FARKINDALIK, BİLGİYLE ÖZGÜVEN KAZANDIRANDIR!


Gerçek bilgi sahipleri,
Akıllarını doğru dürüst kullananlardır.
Aklın kullanılması ise bilginin varlığına bağlıdır.


Hak edilmeyen bir özgüvene sahip olan
Kibirli, Küstah kişilerin sayısını arttırmamak için
Özgüveni inşa ederken,
“öz-yeterlilik” ve “öz-saygı” kavramlarını besleyen
Entelektüel birikim ve bilişsel becerilerin
Özellikle geliştirilmesi gerektiğine inananlardanım.


Kendi gelişimini kendine amaç edinenler,
Kişisel gelişimini sağlayanlar
Becerilerini geliştirenler,
Öz-yeterlilik ve öz-saygı kavramlarına dayanan
Genel özgüvene sahip olduğuna inananlardanım.

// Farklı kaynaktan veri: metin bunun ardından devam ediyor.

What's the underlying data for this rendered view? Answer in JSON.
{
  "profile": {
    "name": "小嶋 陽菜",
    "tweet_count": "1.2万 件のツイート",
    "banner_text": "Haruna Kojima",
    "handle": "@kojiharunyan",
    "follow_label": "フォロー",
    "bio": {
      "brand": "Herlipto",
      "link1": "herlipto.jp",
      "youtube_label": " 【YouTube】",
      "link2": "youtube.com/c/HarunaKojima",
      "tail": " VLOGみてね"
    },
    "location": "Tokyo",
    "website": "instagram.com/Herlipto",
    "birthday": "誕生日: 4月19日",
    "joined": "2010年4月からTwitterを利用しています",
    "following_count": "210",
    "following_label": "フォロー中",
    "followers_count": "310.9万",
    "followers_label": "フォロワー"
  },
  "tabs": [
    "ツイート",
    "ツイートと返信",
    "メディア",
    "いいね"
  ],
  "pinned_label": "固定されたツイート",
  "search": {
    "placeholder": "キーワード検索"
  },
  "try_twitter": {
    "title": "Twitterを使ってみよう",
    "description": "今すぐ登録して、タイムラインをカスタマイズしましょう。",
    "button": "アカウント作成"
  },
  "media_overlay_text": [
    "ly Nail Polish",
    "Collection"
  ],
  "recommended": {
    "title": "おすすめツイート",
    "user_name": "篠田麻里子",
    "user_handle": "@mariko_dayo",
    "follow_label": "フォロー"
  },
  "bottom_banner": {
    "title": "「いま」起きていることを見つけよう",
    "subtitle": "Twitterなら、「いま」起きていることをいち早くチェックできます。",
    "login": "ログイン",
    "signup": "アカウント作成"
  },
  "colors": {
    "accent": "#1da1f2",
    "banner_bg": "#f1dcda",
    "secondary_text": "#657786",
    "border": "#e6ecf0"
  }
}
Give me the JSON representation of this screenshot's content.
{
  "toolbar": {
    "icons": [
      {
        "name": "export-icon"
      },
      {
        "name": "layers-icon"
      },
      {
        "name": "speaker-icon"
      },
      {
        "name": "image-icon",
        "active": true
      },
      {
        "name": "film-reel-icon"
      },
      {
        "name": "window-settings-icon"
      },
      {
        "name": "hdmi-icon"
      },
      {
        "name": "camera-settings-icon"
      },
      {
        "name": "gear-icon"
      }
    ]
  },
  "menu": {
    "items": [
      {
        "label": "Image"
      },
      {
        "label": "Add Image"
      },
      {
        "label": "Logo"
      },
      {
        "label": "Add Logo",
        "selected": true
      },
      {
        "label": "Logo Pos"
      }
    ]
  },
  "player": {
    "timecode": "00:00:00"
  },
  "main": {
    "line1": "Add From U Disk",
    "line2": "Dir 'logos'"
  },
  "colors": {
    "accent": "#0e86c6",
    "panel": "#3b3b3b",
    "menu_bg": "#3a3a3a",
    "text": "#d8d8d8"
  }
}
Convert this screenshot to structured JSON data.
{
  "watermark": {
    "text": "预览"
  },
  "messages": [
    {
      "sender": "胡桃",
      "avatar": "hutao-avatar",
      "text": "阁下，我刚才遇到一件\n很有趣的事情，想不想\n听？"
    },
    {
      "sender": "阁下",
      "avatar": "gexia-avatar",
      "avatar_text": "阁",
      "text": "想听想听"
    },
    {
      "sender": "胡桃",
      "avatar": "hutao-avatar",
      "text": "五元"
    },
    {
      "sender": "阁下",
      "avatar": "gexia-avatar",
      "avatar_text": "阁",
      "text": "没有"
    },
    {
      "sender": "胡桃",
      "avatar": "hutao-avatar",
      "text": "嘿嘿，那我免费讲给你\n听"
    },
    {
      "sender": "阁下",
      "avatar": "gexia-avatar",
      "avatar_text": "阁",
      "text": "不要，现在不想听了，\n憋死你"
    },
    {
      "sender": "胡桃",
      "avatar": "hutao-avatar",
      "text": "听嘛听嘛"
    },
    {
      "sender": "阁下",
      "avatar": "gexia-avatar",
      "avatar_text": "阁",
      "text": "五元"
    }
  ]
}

FARKINDALIK, ÜMİTLİ OLMAMIZI SAĞLAYANDIR!


Şartlar ne olursa olsun,
Olaylar ne yönde gelişirse gelişsin,
Üzüntüye kapılmadan ve kaygılanmadan,
Olumsuz durumların bile
En iyi ve güzel şekilde sonuçlanacağına
İnanma ve güvenme
Değil midir, ümitli olmak?
Hayatın değerli bir parçası olan
Zorluk ve sıkıntılar olmasaydı,
Ümitlenmek için bir neden
Yoksa nasıl bulacaktık?


FARKINDALIK, DUYGULARI DOZUNDA YAŞAMAKTIR!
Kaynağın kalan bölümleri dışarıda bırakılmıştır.